Rafe looked just as she had known he would look in the morning. Incredibly sexy, right down to and including the shadow of a beard that gave the hard planes of his face an even more dangerous cast than usual.

It really was not fair. A gentleman would have been gone by dawn. But, then, no one had ever called Rafe Madison a gentleman.

“Right on time.” Rafe’s eyes gleamed as he surveyed her with one swift, all-encompassing look. He picked up an oven mitt. “You can pour the coffee.”

She watched as he removed a pan from the oven. The faint scent of vanilla teased her. “What is it?”

“French toast.” He put the pan on the stove and tossed the mitt onto the counter. “Baked instead of fried. Sort of a cross between a bread pudding and a soufflé.”

She gazed at it longingly. “It’s beautiful. Absolutely beautiful.”

He grinned. “Thanks.”

So the man could cook. She already knew that. It was not a sufficient reason to fall in love. Lust, maybe, but not love.

She dragged her gaze away from the golden-brown French toast and saw that Rafe was watching her with an odd expression.

“I’ll get the coffee.” She whirled around and seized the pot.

Rafe arranged the French toast on two heated plates and carried the food to the table. Hannah studied the casually elegant fashion in which the puffy, golden-brown triangles had been positioned. There were little sprigs of fresh mint on top of the toast. The syrup in the small pot in front of her was warm.
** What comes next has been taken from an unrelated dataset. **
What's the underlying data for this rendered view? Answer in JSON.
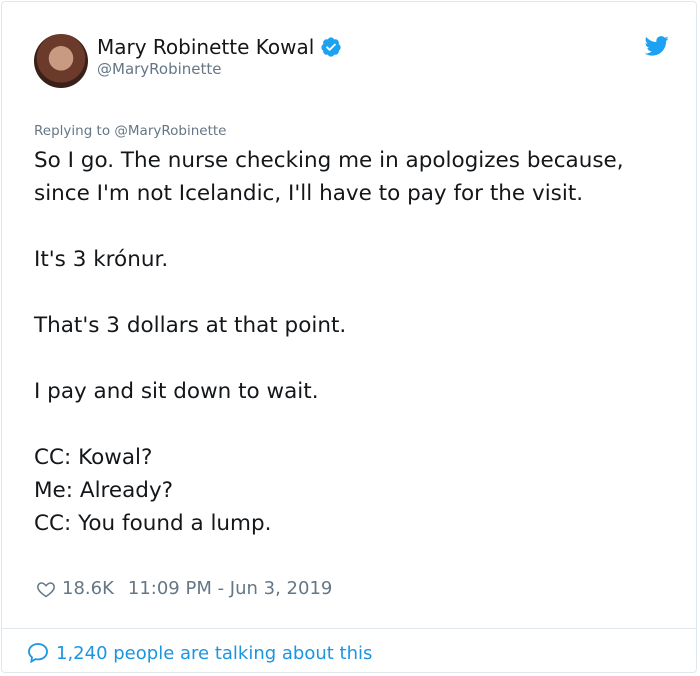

She picked up her fork. “You know, there’s a theory in some quarters that you turned to a life of crime in order to support yourself after you left Eclipse Bay.”

He nodded. “I’ve heard that theory.”

“But after dinner the other night and breakfast this morning, I think the evidence is clear that you went to a blue-ribbon culinary academy instead of jail.”

He looked up very quickly.

She paused with a bite of French toast poised in midair. “Good heavens, I was joking. Did you really take cooking classes?”

He hesitated. Then shrugged. “Yes.”

She was fascinated. “When?”

“After I got married. In the back of my mind, I think I always had this idea that when you were happily married, you ate at home most of the time. But Meredith wasn’t big on cooking, so I took over the job. The better I got at it, the more restless and unhappy Meredith became.” Rafe made a dismissive gesture with one hand. “After a while I realized that she wasn’t real big on staying at home, either.”

She gazed at him in disbelief. “Meredith left you because you’re a fantastic cook and because you like to eat at home?”

“Well, those weren’t the only reasons,” Rafe admitted. “She might have been willing to tolerate my cooking if I had agreed to go to work at Madison Commercial. But I refused, so in the end she gave up on my future prospects and left.”

Hannah savored another bite of French toast while she thought about that. “I’m sorry your marriage didn’t work out.”

“You should be. I figure it’s your fault that it bombed.”

She nearly dropped her fork. “My fault. How in the world can you blame me?”

He met her eyes across the short expanse of the table. His mouth curved slightly. “That night on the beach you told me I didn’t have to follow in my father’s and my grandfather’s footsteps when it came to marriage, remember? So a couple of years later, I figured I’d give it a try. I mean, after all, it was advice from Miss Overachiever herself. How could it be wrong?”

“Now, hold on one dang minute here.” She aimed the fork at him. “You can’t blame me just because you chose to follow my perfectly good advice and then messed it up by picking the wrong woman.”